Poiché verso le fonti energetiche rinnovabili si registra un sempre maggiore favor legislativo, il T.A.R. ritiene che un impedimento assoluto all'installazione di tali impianti in zone sottoposte a vincolo paesistico debba concentrarsi unicamente nelle "aree non idonee" espressamente individuate dalla regione (nelle quali non rientra l'immobile esaminato).

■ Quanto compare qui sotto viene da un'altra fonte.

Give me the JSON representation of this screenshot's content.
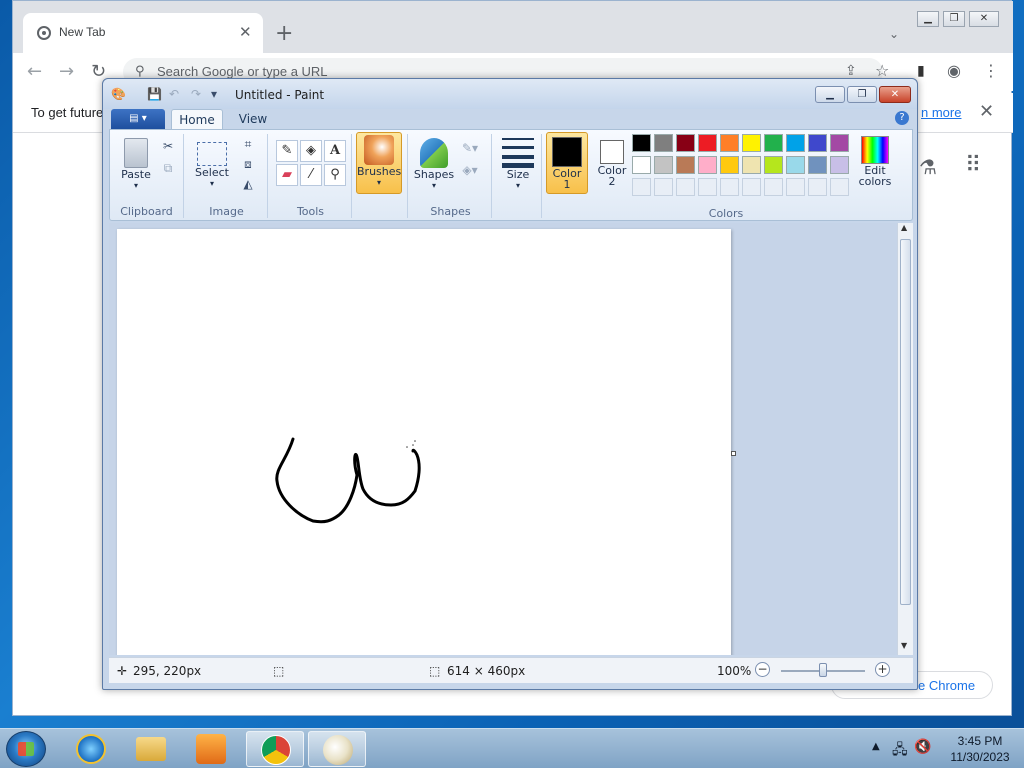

Negli altri casi, invece, la compatibilità dell'impianto fotovoltaico con il suddetto vincolo dovrà essere esaminata tenendo conto del fatto che queste tecnologie sono ormai considerate elementi normali del paesaggio e non sono percepite soltanto come un fattore di disturbo visivo, ma anche come un'evoluzione dello stile costruttivo accettata dall'ordinamento e dalla sensibilità collettiva, purché non sia modificato l'assetto esteriore complessivo dell'area circostante, paesisticamente vincolata.


Pertanto, accogliendo il ricorso delle proprietarie, il T.A.R. annulla per l'effetto gli atti impugnati ordinando che la sentenza sia sia eseguita dall'autorità amministrativa.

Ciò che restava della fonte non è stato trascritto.